根津権現裏と大きなかぶ

nae586252011-07-06

時どき古本熱のよーなのが、かっと熱くなる気がする時があるけど久しぶりにそんな熱が出そうな日だった。
なんでか知らないが前に新潮で読んだ「寒灯」西村賢太を検索して、ここに来る人が多い。そういや単行本にもなったし一応手に取って読んだ。でも寒灯だけに関しての感想は初めと同じだす。はっきり言ってしまえば限りなく苦し紛れに書いた作品みたいに思える。今まで読んだので一番ひどい。私は一番好きなのは「墓前生活」だ。
しかし90年程も前に小部数出版され忘れられていた藤澤清造根津権現裏』が新潮文庫から出たのは、どうで西村賢太の力技だろな。執念とも言うんではないか。どうしても気になってしまい思わず電車に乗って買ってしまった。あと村上春樹『村上ラジオ2 大きなかぶ、むずかしいアボカド』を買った。わぉ新刊書を2冊も買った。これほど対照的な本も無いだろなぁ。まぁいいか。
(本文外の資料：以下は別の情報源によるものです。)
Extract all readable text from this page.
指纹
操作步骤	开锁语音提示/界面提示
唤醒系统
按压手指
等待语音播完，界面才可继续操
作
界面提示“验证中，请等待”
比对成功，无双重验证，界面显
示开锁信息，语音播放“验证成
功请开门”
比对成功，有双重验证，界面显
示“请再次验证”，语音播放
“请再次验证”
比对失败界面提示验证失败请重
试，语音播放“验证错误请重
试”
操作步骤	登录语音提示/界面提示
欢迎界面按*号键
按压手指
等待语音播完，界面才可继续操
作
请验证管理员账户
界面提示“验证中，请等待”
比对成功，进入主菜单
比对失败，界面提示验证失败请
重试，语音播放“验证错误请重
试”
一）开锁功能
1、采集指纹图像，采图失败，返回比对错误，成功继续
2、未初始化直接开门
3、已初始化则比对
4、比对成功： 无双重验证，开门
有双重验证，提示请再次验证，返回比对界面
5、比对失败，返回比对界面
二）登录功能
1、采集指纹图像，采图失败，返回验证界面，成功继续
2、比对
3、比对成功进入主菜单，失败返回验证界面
根津権現裏』は古本ではかなり少なくて元は、大正11年に出版されたが部数不明、すぐ版元が倒産し70冊ほど藤澤自身が友人知人に贈呈したのがあるだけらしい。そりゃ無いわけだが大正15年に復刊されたのも余り見かけない。でも元の方を見たくなって普段滅多に電話しないのに某古本つながりの人に電話していて、いきなり「こんにちは」も無しで名前言ってから藤澤の根津ーと聞いたら相手もすぐ、ああはいはい。と答える。
用件のみ聞き出すのがなんとなく古本相手は多いのだ。思った通り相手さんは復刊版を持っていたが今は無い。とか。ついでに初版は50万、復刊で10万はする。と古書価を教えてくれ、ひえーっと思わず言うと、もっと高い古本はある。と珍しくもなさそうに言われた。もうひとり古本仲間さんに聞いたけど貧困集は持ってたけど欲しい人がいたので譲った。とだった。なんだか目の前まであってつかめない感じ。それですこし熱くなったんだな。「根津権現裏」は出版当時、当局の検閲から削除された箇所も多く、友人に献本したのには無削除本を送っている。それを西村賢太は当時、神保町などで極貧だったのに見つけると50万のくだんの初本の無削除本を四冊!買っている。単純計算しても200万以上だ。
それを小説のとおりだと彼女やその親に金を借りて買った。この文庫はおそらく資料代は最近の本では一番掛かってんじゃないだろか。ほとんど気○いの世界です。古書好きの人は多いが、なんだかちょっと違う人みたいだ。度を越しすぎてる。